Wie können Studierende ihre Anliegen und Positionen in Hochschulen einbringen? An welchen Stellen können sie mitentscheiden? Welche Rolle spielen dabei ihre persönlichen Einstellungen und die Rahmenbedingungen der Hochschule selbst? Und welche Effekte hat ihr Engagement?
Solche Fragen zu Erfolgsbedingungen und Wirksamkeit studentischer Partizipation im Hochschulsystem bilden einen Schwerpunkt im dritten Förderaufruf zur Wissenschafts- und Hochschulforschung (WiHo) des Bundesministeriums für Forschung, Technologie und Raumfahrt (BMFTR). Insgesamt sechs Projekte werden in dieser Förderlinie unterstützt. Um die Vernetzung zwischen ihnen zu erleichtern und die Ergebnisse der verschiedenen Untersuchungen zusammenzuführen und in ein Gesamtbild einzuordnen, gibt es außerdem das Begleitprojekt BeNeFiT ESt: „Begleitung, Netzwerkarbeit und Forschungstransfer im Themenfeld des partizipativen Engagements Studierender“.
Ziel des Begleitprojekts ist es, Unterstützungsaufgaben für die Projekte zu übernehmen, das Networking zu fördern und die gemeinsame Sichtbarkeit nach außen zu erhöhen. Außerdem sollen Ergebnisse aus den Projekten zu gebündelt und daraus gewonnene Erkenntnisse für einen Wissenstransfer an unterschiedliche Adressaten aufbereitet werden. Und nicht zuletzt soll verbleibender Forschungsbedarf benannt und systematisiert werden.

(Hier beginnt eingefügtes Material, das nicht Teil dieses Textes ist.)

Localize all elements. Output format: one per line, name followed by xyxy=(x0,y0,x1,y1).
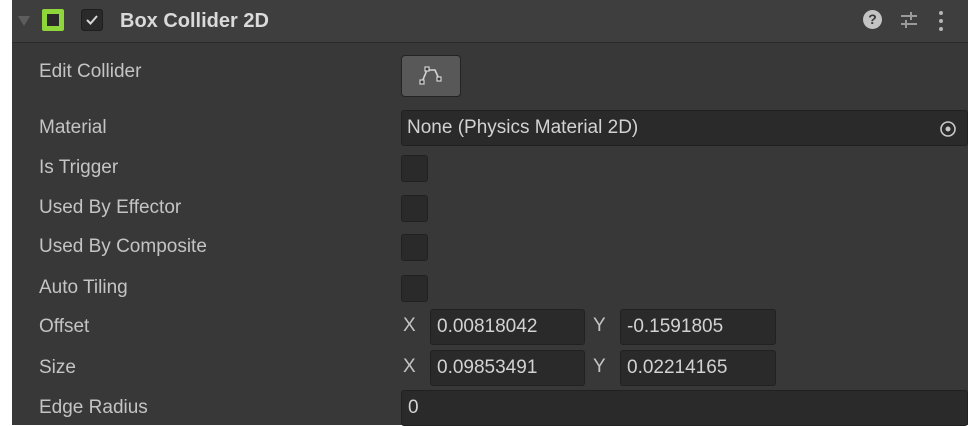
box-collider-2d-icon xyxy=(42,9,64,31)
used-by-effector-label: Used By Effector xyxy=(39,197,182,218)
help-icon[interactable]: ? xyxy=(863,10,882,29)
offset-x-field[interactable]: 0.00818042 xyxy=(430,309,585,345)
edit-collider-icon xyxy=(419,66,442,85)
material-label: Material xyxy=(39,117,107,138)
is-trigger-row: Is Trigger xyxy=(12,150,968,186)
foldout-triangle-icon[interactable] xyxy=(18,16,30,26)
offset-y-field[interactable]: -0.1591805 xyxy=(620,309,776,345)
edit-collider-row: Edit Collider xyxy=(12,54,968,90)
auto-tiling-checkbox[interactable] xyxy=(401,275,428,302)
size-y-value: 0.02214165 xyxy=(627,357,728,378)
size-row: Size X 0.09853491 Y 0.02214165 xyxy=(12,350,968,386)
offset-y-label[interactable]: Y xyxy=(593,315,606,337)
used-by-composite-label: Used By Composite xyxy=(39,236,207,257)
size-y-field[interactable]: 0.02214165 xyxy=(620,350,776,386)
used-by-effector-row: Used By Effector xyxy=(12,190,968,226)
edit-collider-label: Edit Collider xyxy=(39,61,142,82)
auto-tiling-row: Auto Tiling xyxy=(12,270,968,306)
size-x-label[interactable]: X xyxy=(403,356,416,378)
used-by-effector-checkbox[interactable] xyxy=(401,195,428,222)
component-title: Box Collider 2D xyxy=(120,10,269,32)
size-x-field[interactable]: 0.09853491 xyxy=(430,350,585,386)
material-row: Material None (Physics Material 2D) xyxy=(12,110,968,146)
used-by-composite-checkbox[interactable] xyxy=(401,234,428,261)
is-trigger-checkbox[interactable] xyxy=(401,155,428,182)
edge-radius-field[interactable]: 0 xyxy=(401,390,968,426)
offset-x-label[interactable]: X xyxy=(403,315,416,337)
kebab-menu-icon[interactable] xyxy=(937,10,945,37)
is-trigger-label: Is Trigger xyxy=(39,157,119,178)
material-object-field[interactable]: None (Physics Material 2D) xyxy=(401,110,968,146)
offset-y-value: -0.1591805 xyxy=(627,316,724,337)
offset-row: Offset X 0.00818042 Y -0.1591805 xyxy=(12,309,968,345)
size-x-value: 0.09853491 xyxy=(437,357,538,378)
object-picker-icon[interactable] xyxy=(939,120,957,143)
offset-label: Offset xyxy=(39,316,90,337)
size-label: Size xyxy=(39,357,76,378)
component-enabled-checkbox[interactable] xyxy=(81,9,103,31)
edge-radius-label: Edge Radius xyxy=(39,397,148,418)
offset-x-value: 0.00818042 xyxy=(437,316,538,337)
edit-collider-button[interactable] xyxy=(401,55,461,97)
used-by-composite-row: Used By Composite xyxy=(12,229,968,265)
size-y-label[interactable]: Y xyxy=(593,356,606,378)
edge-radius-row: Edge Radius 0 xyxy=(12,390,968,426)
component-header[interactable]: Box Collider 2D ? xyxy=(12,0,968,43)
edge-radius-value: 0 xyxy=(408,397,419,418)
presets-sliders-icon[interactable] xyxy=(899,10,919,35)
checkmark-icon xyxy=(86,15,98,25)
inspector-component-panel: Box Collider 2D ? Edit Collider Material… xyxy=(12,0,968,426)
auto-tiling-label: Auto Tiling xyxy=(39,277,128,298)
material-value: None (Physics Material 2D) xyxy=(407,117,639,138)
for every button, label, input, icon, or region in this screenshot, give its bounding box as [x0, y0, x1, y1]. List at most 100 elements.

Zur Erreichung dieser Ziele wird ein Projektteam am DZHW als eine Begleitstelle erreichbar sein, die Treffen der Beteiligten in unterschiedlichen Konstellationen untereinander und mit einem Beirat organisiert. Der Beirat wird aus etwa fünf Personen aus mit besonderer Kenntnis des Feldes (Hochschulsystem) und der Thematik von Partizipation und Demokratieförderung bestehen. Seine Mitglieder sollen Türöffner für Kontakte im Forschungsfeld sein, Beratende zu inhaltlichen und methodischen Fragen und Critical Friends bezüglich der Ergebnisvalidierung. Außerdem sollen sie eine Mulitplikatorfunktion für den Transfer der Resultate der Förderlinie erfüllen.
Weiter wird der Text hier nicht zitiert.